1. \\(dfrac{x^2}{4} + dfrac{y^2}{9} = 1\\)

Explanation:

Step1: Identify the conic section

The equation \(\frac{x^{2}}{4}+\frac{y^{2}}{9} = 1\) is in the standard form of an ellipse \(\frac{x^{2}}{b^{2}}+\frac{y^{2}}{a^{2}}=1\) (since \(a^{2}=9\) and \(b^{2} = 4\), and \(a>b\), so it is a vertical ellipse).

Step2: Find the vertices and co - vertices

For a vertical ellipse \(\frac{x^{2}}{b^{2}}+\frac{y^{2}}{a^{2}}=1\), the center is at \((0,0)\). The vertices are at \((0,\pm a)\) and the co - vertices are at \((\pm b,0)\).
Since \(a=\sqrt{9} = 3\) and \(b=\sqrt{4}=2\), the vertices are \((0, 3)\) and \((0,- 3)\), and the co - vertices are \((2,0)\) and \((-2,0)\).
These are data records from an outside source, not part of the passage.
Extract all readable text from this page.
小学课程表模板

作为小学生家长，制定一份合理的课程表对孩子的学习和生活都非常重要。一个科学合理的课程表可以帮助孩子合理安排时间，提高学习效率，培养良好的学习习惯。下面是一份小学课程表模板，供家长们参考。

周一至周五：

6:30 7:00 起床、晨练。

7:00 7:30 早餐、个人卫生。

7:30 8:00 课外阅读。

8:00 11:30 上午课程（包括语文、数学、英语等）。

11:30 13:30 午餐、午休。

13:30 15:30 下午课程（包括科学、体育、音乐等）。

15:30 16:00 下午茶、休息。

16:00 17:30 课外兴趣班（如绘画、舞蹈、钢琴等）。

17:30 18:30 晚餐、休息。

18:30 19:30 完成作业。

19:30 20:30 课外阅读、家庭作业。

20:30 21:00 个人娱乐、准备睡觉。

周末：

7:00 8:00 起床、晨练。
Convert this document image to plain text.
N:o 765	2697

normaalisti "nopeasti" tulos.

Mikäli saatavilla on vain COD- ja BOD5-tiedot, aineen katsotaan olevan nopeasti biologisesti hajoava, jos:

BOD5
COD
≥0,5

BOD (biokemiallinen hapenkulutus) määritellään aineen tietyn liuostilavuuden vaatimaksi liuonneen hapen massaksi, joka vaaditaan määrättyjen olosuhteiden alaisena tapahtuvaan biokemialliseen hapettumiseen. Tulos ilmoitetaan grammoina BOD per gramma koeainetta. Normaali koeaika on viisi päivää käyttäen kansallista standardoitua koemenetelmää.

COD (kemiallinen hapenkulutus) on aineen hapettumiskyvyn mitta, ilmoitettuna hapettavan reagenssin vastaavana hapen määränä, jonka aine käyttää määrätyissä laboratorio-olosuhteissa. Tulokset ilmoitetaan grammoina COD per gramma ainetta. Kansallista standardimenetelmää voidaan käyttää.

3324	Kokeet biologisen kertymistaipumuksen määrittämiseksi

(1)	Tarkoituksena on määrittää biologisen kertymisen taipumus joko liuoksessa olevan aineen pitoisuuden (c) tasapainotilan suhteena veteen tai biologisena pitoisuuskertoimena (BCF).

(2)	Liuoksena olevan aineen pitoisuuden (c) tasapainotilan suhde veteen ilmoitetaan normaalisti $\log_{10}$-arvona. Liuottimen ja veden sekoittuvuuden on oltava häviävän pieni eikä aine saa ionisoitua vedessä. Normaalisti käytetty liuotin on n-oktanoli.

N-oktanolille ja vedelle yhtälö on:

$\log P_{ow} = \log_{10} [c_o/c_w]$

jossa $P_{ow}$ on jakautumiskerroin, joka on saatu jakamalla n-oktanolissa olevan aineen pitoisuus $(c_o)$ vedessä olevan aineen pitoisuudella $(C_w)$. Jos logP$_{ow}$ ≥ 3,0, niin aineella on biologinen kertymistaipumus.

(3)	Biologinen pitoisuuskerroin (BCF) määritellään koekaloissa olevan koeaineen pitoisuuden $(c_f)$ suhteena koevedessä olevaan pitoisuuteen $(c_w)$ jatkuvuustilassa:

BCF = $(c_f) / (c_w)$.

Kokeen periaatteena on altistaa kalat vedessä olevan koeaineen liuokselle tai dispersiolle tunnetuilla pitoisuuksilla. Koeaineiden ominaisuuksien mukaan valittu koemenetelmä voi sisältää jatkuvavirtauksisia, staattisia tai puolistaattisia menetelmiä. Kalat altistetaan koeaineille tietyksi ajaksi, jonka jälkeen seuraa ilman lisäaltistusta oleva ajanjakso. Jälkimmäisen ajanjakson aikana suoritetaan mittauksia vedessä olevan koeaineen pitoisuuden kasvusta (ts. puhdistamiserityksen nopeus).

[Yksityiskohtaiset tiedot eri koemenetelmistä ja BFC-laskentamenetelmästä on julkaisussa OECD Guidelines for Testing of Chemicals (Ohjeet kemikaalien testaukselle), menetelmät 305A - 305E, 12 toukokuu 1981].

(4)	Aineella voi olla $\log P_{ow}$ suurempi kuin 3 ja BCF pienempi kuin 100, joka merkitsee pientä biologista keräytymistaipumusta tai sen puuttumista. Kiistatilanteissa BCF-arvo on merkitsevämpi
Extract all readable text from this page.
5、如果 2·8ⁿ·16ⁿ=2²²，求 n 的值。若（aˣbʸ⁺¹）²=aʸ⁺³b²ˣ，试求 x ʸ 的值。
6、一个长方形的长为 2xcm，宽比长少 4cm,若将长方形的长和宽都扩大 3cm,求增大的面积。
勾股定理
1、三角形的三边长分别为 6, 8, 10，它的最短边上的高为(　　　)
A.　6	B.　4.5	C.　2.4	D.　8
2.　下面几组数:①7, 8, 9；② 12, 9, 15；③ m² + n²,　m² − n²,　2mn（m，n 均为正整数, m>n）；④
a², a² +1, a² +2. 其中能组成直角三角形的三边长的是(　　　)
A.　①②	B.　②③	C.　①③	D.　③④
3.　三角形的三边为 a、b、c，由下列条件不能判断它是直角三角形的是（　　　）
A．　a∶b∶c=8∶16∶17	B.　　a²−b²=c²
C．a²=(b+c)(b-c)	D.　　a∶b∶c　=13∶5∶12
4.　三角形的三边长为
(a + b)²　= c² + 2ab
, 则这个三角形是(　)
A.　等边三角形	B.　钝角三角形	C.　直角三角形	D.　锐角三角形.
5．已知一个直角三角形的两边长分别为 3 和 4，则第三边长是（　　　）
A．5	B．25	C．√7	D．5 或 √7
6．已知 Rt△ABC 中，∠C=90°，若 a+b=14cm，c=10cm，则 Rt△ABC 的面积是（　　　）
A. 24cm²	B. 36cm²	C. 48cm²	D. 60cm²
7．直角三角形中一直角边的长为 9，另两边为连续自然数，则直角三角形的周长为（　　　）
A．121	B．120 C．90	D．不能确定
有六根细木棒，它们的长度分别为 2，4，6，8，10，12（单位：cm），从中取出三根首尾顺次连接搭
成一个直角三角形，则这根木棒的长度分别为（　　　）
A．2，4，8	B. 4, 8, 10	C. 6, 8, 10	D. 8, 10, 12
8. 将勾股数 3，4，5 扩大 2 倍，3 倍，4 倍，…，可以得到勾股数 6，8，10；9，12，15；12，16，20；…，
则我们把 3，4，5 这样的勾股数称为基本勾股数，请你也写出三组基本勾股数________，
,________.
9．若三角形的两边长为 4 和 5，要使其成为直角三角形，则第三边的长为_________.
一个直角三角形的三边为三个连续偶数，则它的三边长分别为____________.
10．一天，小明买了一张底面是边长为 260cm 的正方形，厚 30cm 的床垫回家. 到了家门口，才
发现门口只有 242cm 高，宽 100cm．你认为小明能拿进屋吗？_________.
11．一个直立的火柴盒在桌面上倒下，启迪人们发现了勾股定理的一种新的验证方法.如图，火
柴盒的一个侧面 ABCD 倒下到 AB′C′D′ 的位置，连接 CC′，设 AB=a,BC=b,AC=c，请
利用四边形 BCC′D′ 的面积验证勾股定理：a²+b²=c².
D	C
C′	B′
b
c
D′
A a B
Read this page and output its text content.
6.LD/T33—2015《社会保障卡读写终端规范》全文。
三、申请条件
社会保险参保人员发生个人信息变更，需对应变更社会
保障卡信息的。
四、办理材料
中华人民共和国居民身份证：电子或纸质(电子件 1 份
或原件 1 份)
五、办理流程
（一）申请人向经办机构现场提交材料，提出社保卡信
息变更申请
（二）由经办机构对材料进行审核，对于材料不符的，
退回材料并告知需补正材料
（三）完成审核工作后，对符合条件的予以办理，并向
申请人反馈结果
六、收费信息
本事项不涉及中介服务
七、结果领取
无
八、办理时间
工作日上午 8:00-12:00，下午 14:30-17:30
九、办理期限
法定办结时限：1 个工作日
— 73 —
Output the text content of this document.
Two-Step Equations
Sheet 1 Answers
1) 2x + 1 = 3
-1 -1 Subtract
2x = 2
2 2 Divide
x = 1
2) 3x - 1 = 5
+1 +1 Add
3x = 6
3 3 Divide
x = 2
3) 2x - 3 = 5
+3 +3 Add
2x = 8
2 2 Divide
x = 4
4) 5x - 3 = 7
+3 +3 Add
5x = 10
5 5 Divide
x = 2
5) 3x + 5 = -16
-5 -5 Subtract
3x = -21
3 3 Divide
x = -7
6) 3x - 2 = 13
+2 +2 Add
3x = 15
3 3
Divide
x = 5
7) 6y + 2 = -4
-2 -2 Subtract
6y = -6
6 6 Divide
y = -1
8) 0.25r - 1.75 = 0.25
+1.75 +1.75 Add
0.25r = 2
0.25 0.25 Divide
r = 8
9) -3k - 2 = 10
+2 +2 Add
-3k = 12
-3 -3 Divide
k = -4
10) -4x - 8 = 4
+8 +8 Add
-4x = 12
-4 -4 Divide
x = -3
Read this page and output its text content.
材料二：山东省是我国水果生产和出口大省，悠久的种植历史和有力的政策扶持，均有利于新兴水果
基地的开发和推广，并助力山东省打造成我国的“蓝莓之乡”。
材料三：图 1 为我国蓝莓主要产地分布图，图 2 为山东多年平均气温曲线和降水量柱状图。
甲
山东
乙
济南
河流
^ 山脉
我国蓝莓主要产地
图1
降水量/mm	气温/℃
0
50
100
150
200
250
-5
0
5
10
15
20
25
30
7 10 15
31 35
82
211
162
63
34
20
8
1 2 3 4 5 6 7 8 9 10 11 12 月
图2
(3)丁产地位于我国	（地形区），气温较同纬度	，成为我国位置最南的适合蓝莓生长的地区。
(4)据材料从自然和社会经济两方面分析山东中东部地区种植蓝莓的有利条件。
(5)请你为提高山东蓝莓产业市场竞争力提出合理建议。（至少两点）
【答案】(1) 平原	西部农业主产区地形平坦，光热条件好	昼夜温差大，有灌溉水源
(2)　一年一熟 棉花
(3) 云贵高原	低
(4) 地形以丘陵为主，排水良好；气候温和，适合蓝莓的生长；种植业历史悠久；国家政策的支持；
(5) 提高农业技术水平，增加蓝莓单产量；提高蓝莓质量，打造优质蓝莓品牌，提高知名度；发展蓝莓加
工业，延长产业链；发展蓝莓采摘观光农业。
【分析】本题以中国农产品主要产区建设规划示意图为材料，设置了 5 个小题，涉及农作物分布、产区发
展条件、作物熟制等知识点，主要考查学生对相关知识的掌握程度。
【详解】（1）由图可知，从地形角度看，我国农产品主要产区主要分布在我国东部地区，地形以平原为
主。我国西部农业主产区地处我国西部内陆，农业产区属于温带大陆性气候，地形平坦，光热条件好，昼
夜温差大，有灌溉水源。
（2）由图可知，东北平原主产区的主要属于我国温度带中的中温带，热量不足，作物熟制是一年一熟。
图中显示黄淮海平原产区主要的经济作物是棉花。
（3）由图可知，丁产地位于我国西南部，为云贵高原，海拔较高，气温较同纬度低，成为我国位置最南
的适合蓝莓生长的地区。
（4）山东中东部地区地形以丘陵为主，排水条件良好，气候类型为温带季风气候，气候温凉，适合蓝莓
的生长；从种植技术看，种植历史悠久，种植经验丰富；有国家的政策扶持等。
Step3: Plot the points and draw the ellipse

Plot the center \((0,0)\), vertices \((0,3)\), \((0, - 3)\) and co - vertices \((2,0)\), \((-2,0)\) on the coordinate plane. Then, draw a smooth curve connecting these points to form the ellipse. The major axis is along the \(y\) - axis with length \(2a = 6\) and the minor axis is along the \(x\) - axis with length \(2b=4\).

(Note: Since the problem asks to graph the equation, the final answer is the graph of the ellipse with center at the origin, vertices at \((0,\pm3)\) and co - vertices at \((\pm2,0)\) as described above. If we were to describe the key points for graphing: )

Answer:

The graph is an ellipse centered at the origin \((0,0)\) with vertices at \((0, 3)\), \((0,-3)\) and co - vertices at \((2,0)\), \((-2,0)\). To draw it, plot these points and sketch a smooth curve through them.